How Will You Communicate in an Emergency

by Colin Berkshire

I have been pondering for some time how to communicate in the event of a true emergency. I don’t have a good answer.

Today’s Internet has very little headroom. A loss of 30% to 50% of capacity could completely gridlock communications. While that is less likely to happen during a regional storm than 40 years ago, it still could happen in a national emergency or if the US Government invoked call controls.

In the old days it was fun knowing I could get calls through during a snowstorm while others could not. In the old days the lines would block very easily because they couldn’t take more than about a 25% surge in traffic.
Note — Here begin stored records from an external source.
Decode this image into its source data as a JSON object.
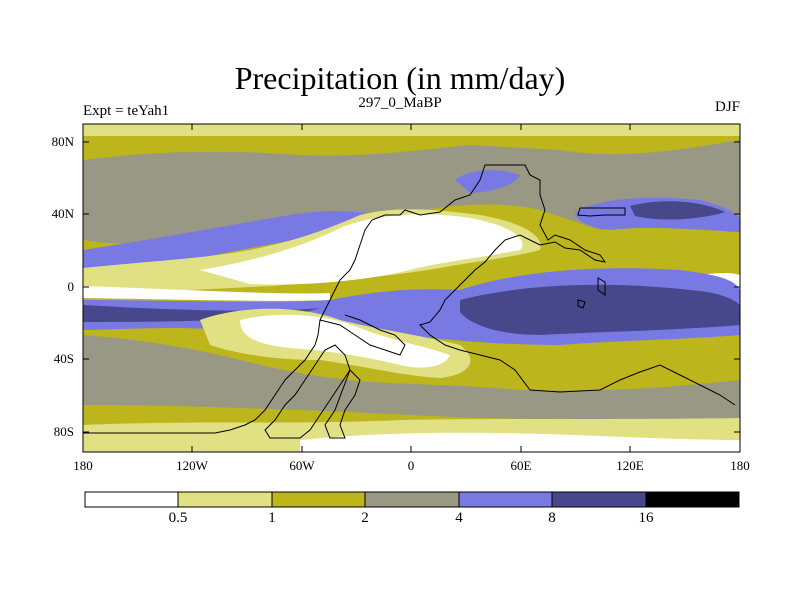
{
  "title": "Precipitation (in mm/day)",
  "subtitle_left": "Expt = teYah1",
  "subtitle_center": "297_0_MaBP",
  "subtitle_right": "DJF",
  "map": {
    "lat_ticks": [
      "80N",
      "40N",
      "0",
      "40S",
      "80S"
    ],
    "lat_values": [
      80,
      40,
      0,
      -40,
      -80
    ],
    "lon_ticks": [
      "180",
      "120W",
      "60W",
      "0",
      "60E",
      "120E",
      "180"
    ],
    "lon_values": [
      -180,
      -120,
      -60,
      0,
      60,
      120,
      180
    ]
  },
  "colorbar": {
    "labels": [
      "0.5",
      "1",
      "2",
      "4",
      "8",
      "16"
    ],
    "levels": [
      0.5,
      1,
      2,
      4,
      8,
      16
    ],
    "colors": [
      "#ffffff",
      "#e1e083",
      "#bcb51c",
      "#999884",
      "#7879e3",
      "#47488b",
      "#000000"
    ]
  }
}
When the network overloaded in a region inbound calls to the region would all be blocked. The reason is that it was deemed more important to keep lines open for people calling out of a region (such as to say that you were OK.) it was found that call completion percentages were higher calling out of a region and into a disaster. So the norm was to allow out calls but not in calls.

This could be gamed. I took a certain joy during a snowstorm in getting my calls through.

The easiest trick was to call through an operator. You could call collect, or use third party billing. One time I called my parents (who were in the midst of a terrible snowstorm) by third party billing the call to the number I was calling from. The operator didn’t even mention that it was odd that I would use an operator to third party bill to my own number.

You see, the lines were also kept open for operators. So third party billing would access these open lines. The lines were kept open for operators for two reasons. One was that operator rates were higher so these calls were more profitable. But the other reason was that emergency responders were given a code-word and number to signal that they had a priority need to use the lines.

If the network was very badly overloaded you could use a coin phone. Dial tones would be rationed during an overload, but certain classes of phone service such as coin phones weren’t throttled. Their calls would also go through at a higher rate.

Today I don’t know how I could get my calls to go through ahead of others. The internet sort of makes it difficult to jump the line.